Mankind shares the Earth with 5 to 10 million other species, all of which have the right to survive. Almost entirely through loss of habitat, which in turn reflects the upsurge in human numbers and consumption, species are becoming extinct at a rate of hundreds and perhaps thousands each year – the majority of these extinctions occurring in the tropics. Up to one half of the world's genetic diversity is concentrated on only 6% of its land surface, mostly in tropical forests, and the world's topical rainforests are disappearing at the rate of 7.3 hectares a year.

One species per day is being lost in these forests alone. Many species are losing sub-units such as races and populations, at a rate that greatly reduces their genetic variability. Even though these species are not being endangered in terms of their overall numbers, they are suffering a decline in their genetic stocks which leads to their having only a fraction of the genetic diversity they harboured only a few decades ago.

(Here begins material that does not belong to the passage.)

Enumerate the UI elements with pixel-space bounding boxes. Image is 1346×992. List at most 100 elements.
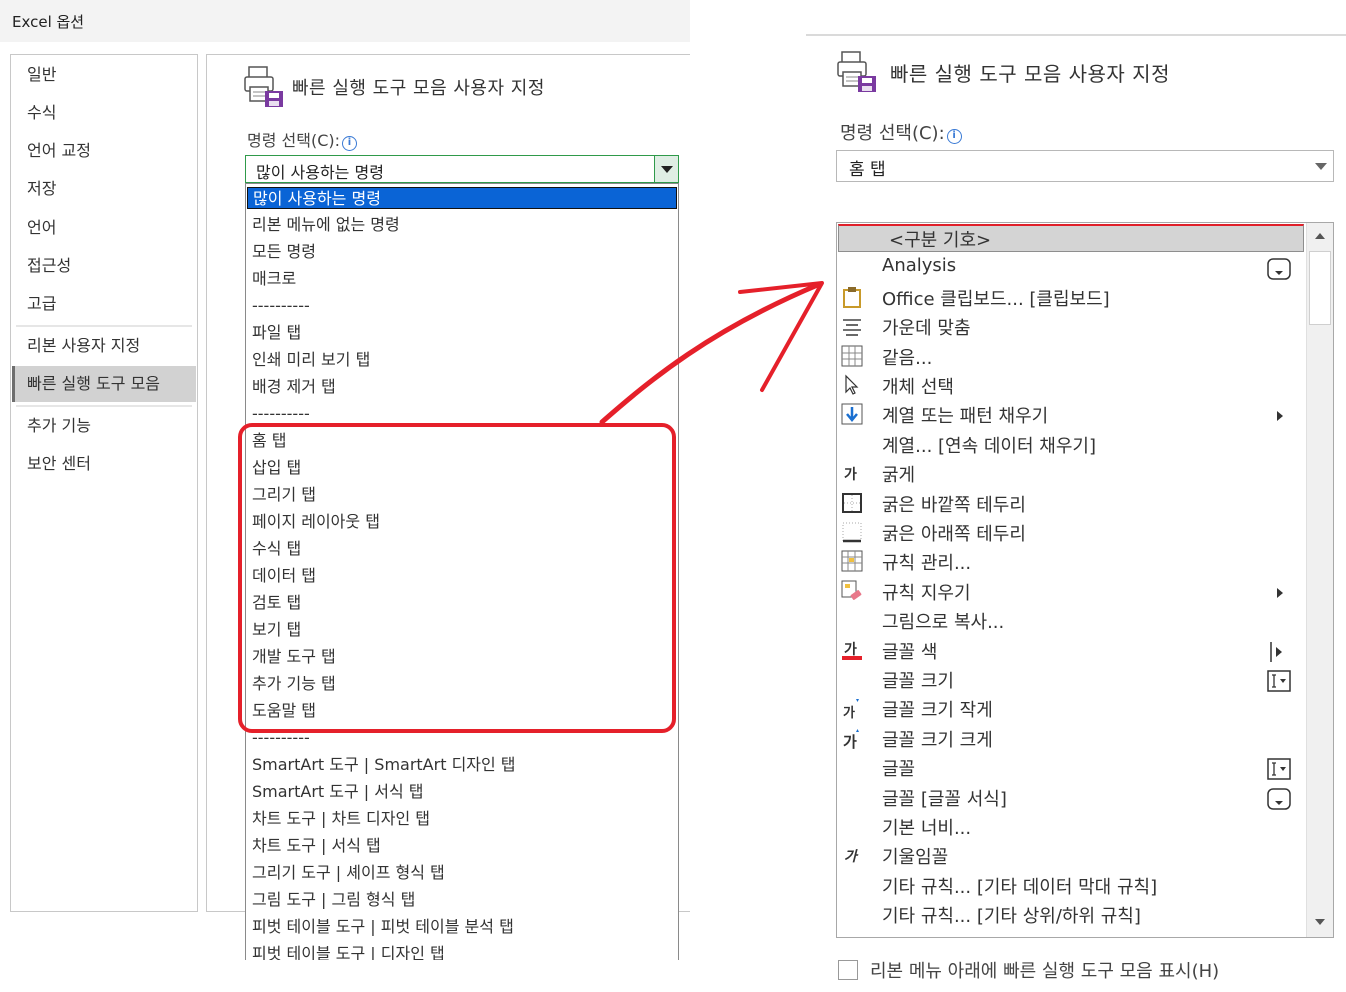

If present trends are not reversed, humanity may witness the elimination of one million of the planet's plant and animal species by the end of this century. This represents an irreversible loss of unique genetic materials. Such extinction means a loss of crucial ecological services such as the control of pests. Increasingly, species are contributing to agriculture, medicine, industry and energy.

Claim

  1. Through their genetic resources, the 5-10 million species that inhabit this planet along with man provide essential materials for agriculture, medicine, industry, energy and other economic uses. The potential for further application has only begun to be explored but, considering the manifold benefits we already enjoy, the genetic reservoir is among the most valuable natural resources with which we can confront the unknown challenges of the future.

  2. Human beings consume, waste or divert 40% of the total biological productivity on earth. The world is being run as if it is a business being liquidated. All of its assets are being converted into bank accounts or microchips.

Counter claim

  1. Maintaining natural genetic diversity will become less important over the very long term as advances in genetic engineering make possible substitution of genes among species.